The results of these studies revealed that the 3 D pol region of the CVB genome contains robust phylogenetic information, in agreement with previous studies . Partial 3D sequences are useful for rapid genotype assignment (Supplementary Information Figure 1). Comparable results were found using partial 3D pol region or full, complete genome sequences of CVB (Figure 1 and Table 1).
The results of this work are in agreement with previous results found for other viruses such as H5N1 Influenza A Virus (mean ENC = 50.91) [27,28]; SARS (mean ENC = 48.99) ; foot-and-mouth disease virus (mean ENC = 51.42) ; classical swine fever virus (mean ENC = 51.7)  and Duck Enteritis virus (mean ENC =52.17) . The ENC values found for CVB are comparatively similar to the ones found for these viruses (mean ENC value of 56.36), indicating that the overall extent of codon usage bias in CVB is not significant.
No significant correlations between the first axis of COA and GC3S values were obtained using complete CVB genomes. This result suggest that although mutational pressure is present (Figure 1) does not significantly contribute to the codon usage bias in CVB strains, suggesting that other additional factors may be also contributing to the codon usage bias observed in CVB strains .

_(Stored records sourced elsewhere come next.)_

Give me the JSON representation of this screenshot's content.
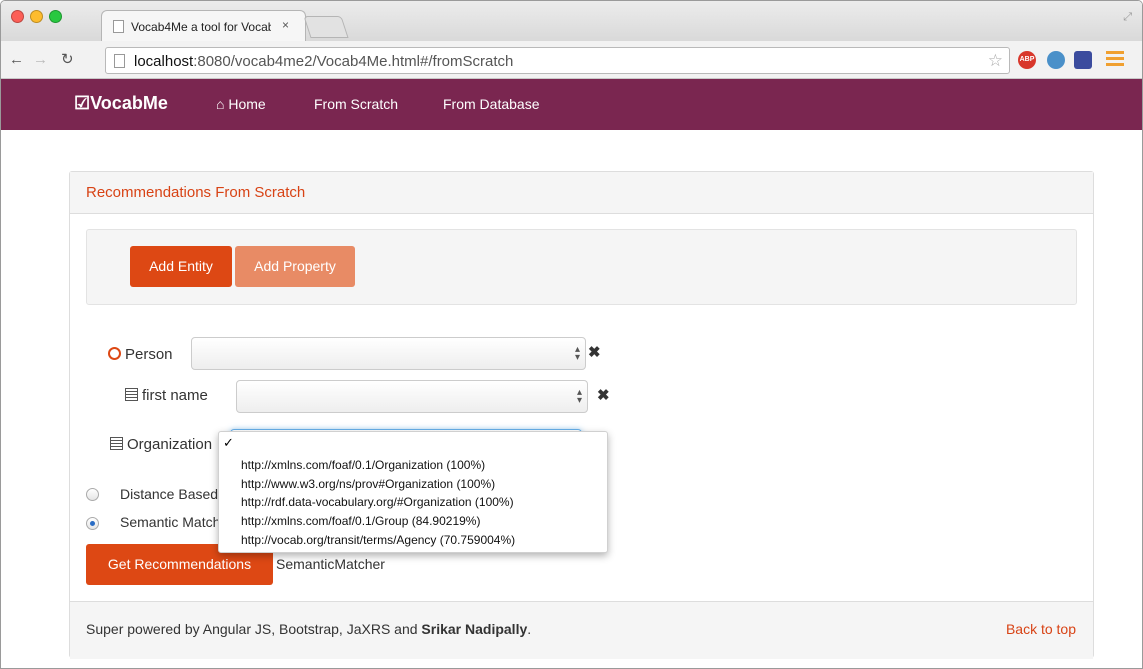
{
  "browser": {
    "tab_title": "Vocab4Me a tool for Vocab",
    "tab_close": "×",
    "url_host": "localhost",
    "url_rest": ":8080/vocab4me2/Vocab4Me.html#/fromScratch",
    "extensions": {
      "abp": "ABP"
    }
  },
  "navbar": {
    "brand": "VocabMe",
    "links": {
      "home": "Home",
      "from_scratch": "From Scratch",
      "from_database": "From Database"
    },
    "color": "#7a2650"
  },
  "panel": {
    "title": "Recommendations From Scratch",
    "add_entity": "Add Entity",
    "add_property": "Add Property",
    "entity_label": "Person",
    "property_label": "first name",
    "organization_label": "Organization",
    "remove_symbol": "✖",
    "radio": {
      "distance": "Distance Based",
      "semantic": "Semantic Matcher"
    },
    "get_recommendations": "Get Recommendations",
    "selected_matcher": "SemanticMatcher"
  },
  "dropdown": {
    "check": "✓",
    "options": [
      "http://xmlns.com/foaf/0.1/Organization (100%)",
      "http://www.w3.org/ns/prov#Organization (100%)",
      "http://rdf.data-vocabulary.org/#Organization (100%)",
      "http://xmlns.com/foaf/0.1/Group (84.90219%)",
      "http://vocab.org/transit/terms/Agency (70.759004%)"
    ]
  },
  "footer": {
    "text": "Super powered by Angular JS, Bootstrap, JaXRS and ",
    "author": "Srikar Nadipally",
    "period": ".",
    "back_to_top": "Back to top"
  },
  "colors": {
    "accent": "#dd4814",
    "accent_light": "#e88b65",
    "title": "#d84315"
  }
}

Unexpectedly, the distribution of the six genetic groups in the plane generated by the two major axes of COA showed that different genotypes are distantly located (Figure 2). Since species with a close genetic relationship always present a similar codon usage pattern , these findings suggest that codon usage in CVB is undergoing an evolutionary process, which is probably the result of natural selection to re-adapt its codon usage to different environments (Figure 2). This is particularly important since all six types of CVB bind and enter cells through a common receptor protein (CAR) [8,9], present in different cell types that CVB can infect. Indeed, CVB is known to be associated with different cell types and disease manifestations are distantly located in the plane, suggesting a codon usage adaptation to the infected cell (Figure 2). This is also in agreement with COA analysis, where most of the divergent codons were triplets coding for Arg and Leu (Table 3). This reveals that the use of Arg and Leu codons play also a role in the evolution and the variability observed among CVB strains.
CpG containing codons were markedly underrepresented in CVB ORF's (Table 1). This result is in agreement with previous results found for Coronaviruses , vertebrate-infecting members of the family Flaviviridae , Poliovirus  and Hepatitis A virus . CpG deficiency has been related to the immunostimulatory properties of unmethylated CpG, which are recognized by the host's innate immune system as a pathogen signature [13,32]. Since the vertebrate immune system relies on unmethylated CpG recognition in DNA molecules as a sign of infection, the under-representation in RNA viruses of this dinucleotide, has been so far exclusively observed in vertebrate viruses . Thus, escaping from the host antiviral response may act as another selective pressure contributing to the multifactorial codon usage shaping of CVB strains .
The results of these studies suggest that CVB genomic biases are the result of co-evolution of translation adaptation and probably the need to escape anti-viral cell defenses. This is in agreement with the evolution rhetoric theory proposed by Vetsigian & Goldenfeld  in which genome biases emerge by the need to increase communication with the ever changing cell environment without changing the message.